As could be expected, television was warmly received in Australia. While a lot of the faces on our screens were still predominantly imported, the Australian identity was slowly but surely making itself known in the new medium. Hit shows like Bandstand, IMT, Homicide and The Mavis Bramston Show were making their mark in Australian popular culture.
The Seventies was a radical period and this was also reflected on the nation’s TV screens. Leading the way in Australian TV’s loss of innocence were racy soap opera dramas Number 96 and The Box and the comedy-drama Alvin Purple. Also during the decade, Australian TV finally burst into colour, several years after its overseas counterparts. And a Sunday night tradition was born with the launch of the legendary music show Countdown.

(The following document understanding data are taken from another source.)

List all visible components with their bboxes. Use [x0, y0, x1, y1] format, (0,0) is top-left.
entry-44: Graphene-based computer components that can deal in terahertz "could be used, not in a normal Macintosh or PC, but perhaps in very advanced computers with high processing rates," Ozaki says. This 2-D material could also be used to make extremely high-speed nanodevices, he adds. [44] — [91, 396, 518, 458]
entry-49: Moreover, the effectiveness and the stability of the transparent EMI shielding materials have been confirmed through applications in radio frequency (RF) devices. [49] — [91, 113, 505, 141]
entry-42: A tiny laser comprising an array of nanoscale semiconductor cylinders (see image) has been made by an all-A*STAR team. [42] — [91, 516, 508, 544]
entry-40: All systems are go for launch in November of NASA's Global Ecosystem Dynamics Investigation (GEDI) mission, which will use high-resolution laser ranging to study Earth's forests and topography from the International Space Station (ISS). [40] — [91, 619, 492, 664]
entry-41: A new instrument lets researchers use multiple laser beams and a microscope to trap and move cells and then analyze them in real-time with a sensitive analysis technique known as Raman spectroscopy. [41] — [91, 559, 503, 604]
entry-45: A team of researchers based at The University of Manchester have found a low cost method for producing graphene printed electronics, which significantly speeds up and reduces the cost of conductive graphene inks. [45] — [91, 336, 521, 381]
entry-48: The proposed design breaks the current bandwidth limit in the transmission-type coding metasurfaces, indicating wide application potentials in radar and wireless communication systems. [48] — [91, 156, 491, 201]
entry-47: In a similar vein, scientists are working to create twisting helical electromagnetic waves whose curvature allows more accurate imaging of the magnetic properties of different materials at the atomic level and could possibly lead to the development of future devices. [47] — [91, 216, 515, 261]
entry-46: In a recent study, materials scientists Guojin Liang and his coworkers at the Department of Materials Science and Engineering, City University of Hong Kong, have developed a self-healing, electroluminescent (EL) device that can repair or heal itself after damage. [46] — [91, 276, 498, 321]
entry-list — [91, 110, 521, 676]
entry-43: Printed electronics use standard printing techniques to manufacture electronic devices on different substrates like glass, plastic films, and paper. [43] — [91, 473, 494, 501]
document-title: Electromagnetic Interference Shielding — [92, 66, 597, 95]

The decade where greed was good… and television was leading the way. Huge sums of money were spent on expensive productions, huge pay packets and improved technology and production values. Australian TV still couldn’t quite match the glamour of the Americans and it was a soap set in middle suburban Australia that put it back in the world spotlight.
The decade started in recession and with two networks in receivership, and a third being sold back to its former owner for a fraction of what it had been bought for. Cost cutting and tight budgets became increasingly common. Despite this, regional television was expanding at a rapid rate to give country viewers the same choices as their city counterparts. Then came the countdown to the new millennium.
The new millennium kicked off with a marathon satellite telecast spanning all corners of the globe. Meanwhile with the new millennium came TV’s new programming trend – reality programs and game shows, and a new technology as Australian TV enters the digital age. By the end of the decade all free-to-air networks have launched digital multi-channels – while an old friend, Hey Hey It’s Saturday, makes a return appearance and two long-running programs, Rove and All Saints, sign off.
The advent of digital television a decade earlier has now seen the industry bombard the market with more viewing choice than ever before, with each commercial network pumping out additional digital channels and a datacast channel as well as their primary channel, and national broadcasters ABC and SBS also offering multiple channel options. Meanwhile, free-to-air and pay-TV operators experiment with 3D technology as analogue television is switched off for good.
The decade starts as the COVID-19 pandemic wreaks havoc around the world and whole cities and countries go into lockdown. No sector is left unscathed, and the television and creative arts industries are brought to a standstill. But international eyes become focussed on Australia as it becomes one of the first countries to establish COVID-safe production models. The widespread ramifications of the pandemic are set to take years to recover from.